I would lay in my mother’s queen sized bed, drift off to sleep so I could dream and see my ideas come to life within my head. Most of the time, I would feel my hands get heavy, images would start to form inside my head and I would see for a few moments a glimpse, like a white room (think Matrix style when Neo is in a white room with no other distractions or sounds) free of background, noise or other people. I saw myself as different versions of the Jen I thought I would grow to become. I imagined myself as the president of the United States, a farmer, a veterinarian and even Marilyn Monroe! Now, in my late 20’s, I find myself supremely happy with the continuation of my imagination and the use of it to solve problems. It has made me bold, yet sometimes naive. Strong, yet sometimes vulnerable. With the use of the mind, we can accomplish our desires. My choices in life have led me to this path of intersecting limbs that continually grow, like a web, larger, and larger. Within this web, it sometimes gets destroyed, like the web I accidentally walked through today while setting up my photography equipment for an outdoor wedding photo shoot. As I saw the corner of the web become attached to my light stand a calm presence took over my normal knee-jerk reaction to jump aside for a creature that normally scares me. The spider (which was HUGE by the way) wanted nothing to do with me, however. It was still and stationed in the center and made a little movement to recover its home, the web. I quickly sidestepped and tried to leave the rest of the web intact but that imagery stuck with me until finally sitting down to write this post.
The desire to create.
I believe we have the desire the create because nothing is permanent. Everything has a life cycle, some longer than others. As beings that remember the past, we want others to remember the past as well. To validate that the moment, the event, the emotion actually occurred. Each time I create something, it is a way to hold that moment in time and share it with others. It works, for a certain amount of time. Depending on the object and the audience, the creation works. To me, the desire to create comes from the constant urge to connect and communicate with people beyond the use of words. This is why I also teach yoga. I wish to connect with others and remind them of our special bond from one human to another.
We are constantly having our webs destroyed. It’s a wonderful thing to remember. When we have the destruction of something, it allows for the creation of something new. Speaking of destruction. I’d also like to include the image of the spider that appeared leading me to accidentally jump the curb while driving my minivan at the time and having (almost) all the paint from a sign restoration job spill out into the back of my van.

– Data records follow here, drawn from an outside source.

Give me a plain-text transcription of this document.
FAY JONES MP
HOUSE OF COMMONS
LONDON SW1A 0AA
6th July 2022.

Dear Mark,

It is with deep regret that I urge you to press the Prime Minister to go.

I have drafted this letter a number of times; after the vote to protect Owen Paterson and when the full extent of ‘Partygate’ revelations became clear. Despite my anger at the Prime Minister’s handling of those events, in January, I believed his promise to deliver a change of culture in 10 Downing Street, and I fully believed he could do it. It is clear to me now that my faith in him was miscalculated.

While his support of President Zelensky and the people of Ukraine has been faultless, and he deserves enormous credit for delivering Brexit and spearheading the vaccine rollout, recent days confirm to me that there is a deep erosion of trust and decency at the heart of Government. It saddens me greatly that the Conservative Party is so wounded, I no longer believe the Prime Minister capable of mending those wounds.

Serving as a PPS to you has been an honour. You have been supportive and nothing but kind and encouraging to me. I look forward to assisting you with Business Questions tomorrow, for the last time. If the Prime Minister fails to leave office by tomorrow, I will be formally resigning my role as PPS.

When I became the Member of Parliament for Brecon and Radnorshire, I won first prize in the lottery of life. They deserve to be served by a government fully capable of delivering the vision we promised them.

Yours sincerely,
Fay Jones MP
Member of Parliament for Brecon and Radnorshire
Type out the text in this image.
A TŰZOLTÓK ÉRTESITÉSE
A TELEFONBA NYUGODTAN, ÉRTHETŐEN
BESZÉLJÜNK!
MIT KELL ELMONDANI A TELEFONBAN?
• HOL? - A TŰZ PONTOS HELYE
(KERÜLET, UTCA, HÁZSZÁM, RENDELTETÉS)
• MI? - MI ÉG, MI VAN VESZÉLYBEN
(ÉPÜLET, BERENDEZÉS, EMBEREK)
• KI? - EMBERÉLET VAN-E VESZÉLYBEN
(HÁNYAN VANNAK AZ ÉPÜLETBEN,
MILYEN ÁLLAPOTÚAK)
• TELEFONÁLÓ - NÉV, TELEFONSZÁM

I used to be so afraid of spiders (except for daddy long legs). They moved differently with their multiple legs and quick decisive movements. Now, I see a portion of myself more like a spider. I make my web, set up my home, and prepare for the best; but when my home gets knocked down or my prey escapes, I adapt and change. This flexibility is needed constantly in a creative field. Especially on wedding day photo shoots where anything is possible. We must adapt, change and rebuild our web to capture the best meal, the best iteration of the moment.
Over the next few days I will be processing the images and look forward to posting about my upcoming works in this new blog.